1

I'm building a webcrawler in Python using beautiful soup to crawl wikipedia. The problem is that wikipedia has a lot of garbage links that I don't want to look at.

For example:

target links with # before the target part

<li class="toclevel-1 tocsection-1">
  <a href="#Overview">
    <span class="tocnumber">1</span>
    <span class="toctext">Overview</span>
  </a>
</li>

talk pages

<li class="nv-talk">
  <a href="/wiki/Template_talk:Data_structures" title="Template talk:Data structures">
    <span title="Discuss this template" style=";;background:none transparent;border:none;;">t</span>
  </a>
</li>

template pages

<li class="nv-view">
  <a href="/wiki/Template:Data_structures" title="Template:Data structures">
    <span title="View this template" style=";;background:none transparent;border:none;;">v</span>
  </a>
</li>

and so on...

Now, I'm storing all the links I've already visited in a dictionary so I don't visit them twice, so I can avoid the target links by simply checking if the link up to the # symbol is already in the table.

I'm having a little more trouble with talk, template, and other such pages, however.

Something unique about them is that they always appear within an <li> tag, with some class attribute ("nv-talk", "nv-view" etc), however my crawler relies on looking at the <a> tags, so I don't have access to the attributes of the <li> tag within which it is contained.

Furthermore, not all links on a page are contained within an <li> tag, so I can't simply search for <li> tags instead.

Any ideas?

martin-martin
  • 3,274
  • 1
  • 33
  • 60
Kittenmittons
  • 400
  • 3
  • 14

1 Answers1

2

You can use find_parents() method of BeautifulSoup.

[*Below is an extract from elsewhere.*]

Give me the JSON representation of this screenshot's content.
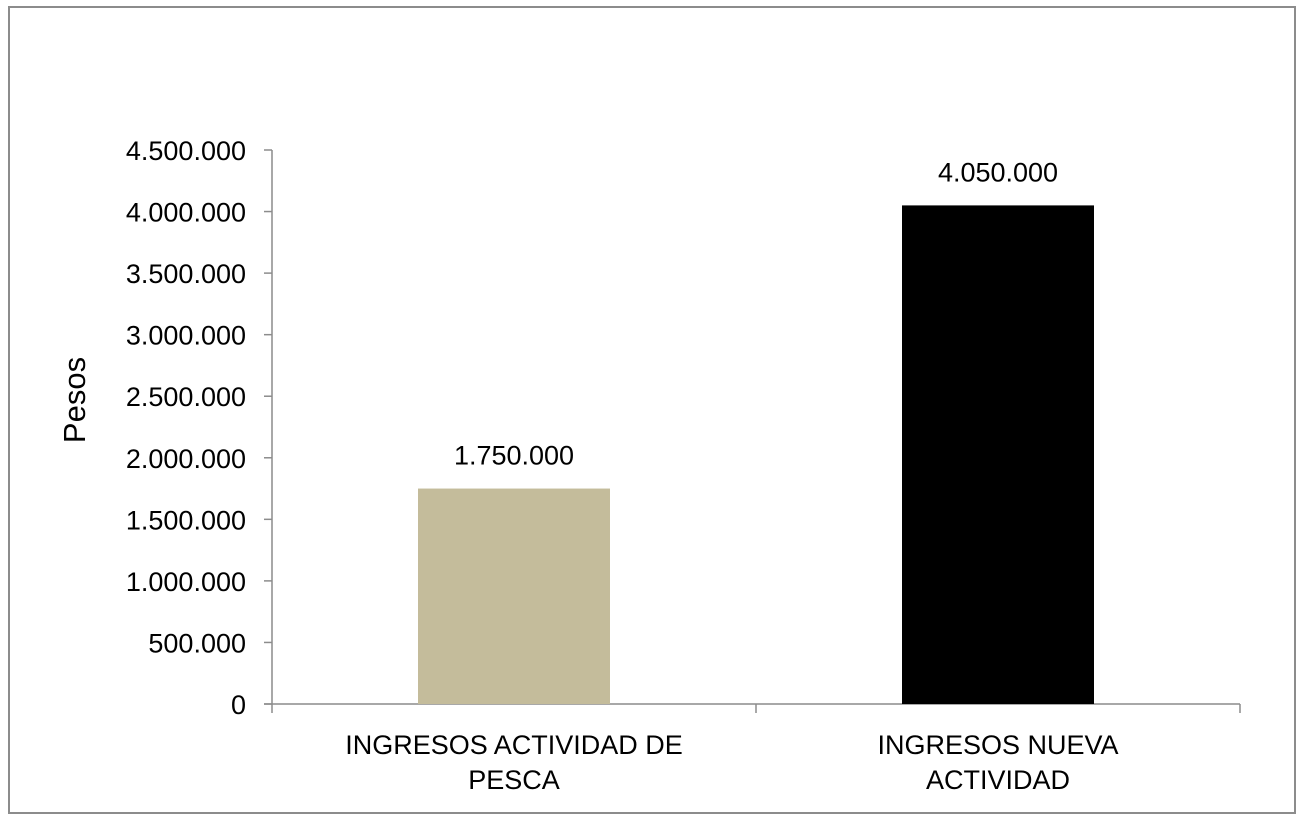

This will tell you if a particular tag is within another tag with specified attributes. In this case we are looking for an anchor tag within another tag with nv-talk or nv-view class attribute.

Demo:

html = '''<li class="nv-talk"><a href="/wiki/Template_talk:Data_structures" title="Template talk:Data structures"><span title="Discuss this    template" style=";;background:none    transparent;border:none;;">t</span></a></li>    '''
soup = BeautifulSoup(html)
a_tag = soup.find('a')
a_tag.find_parents(attrs={'class':'nv-talk'})

which gives you:

[<li class="nv-talk"><a href="/wiki/Template_talk:Data_structures" title="Template talk:Data    structures"><span style=";;background:none transparent;border:none;;"    title="Discuss this template">t</span></a></li>]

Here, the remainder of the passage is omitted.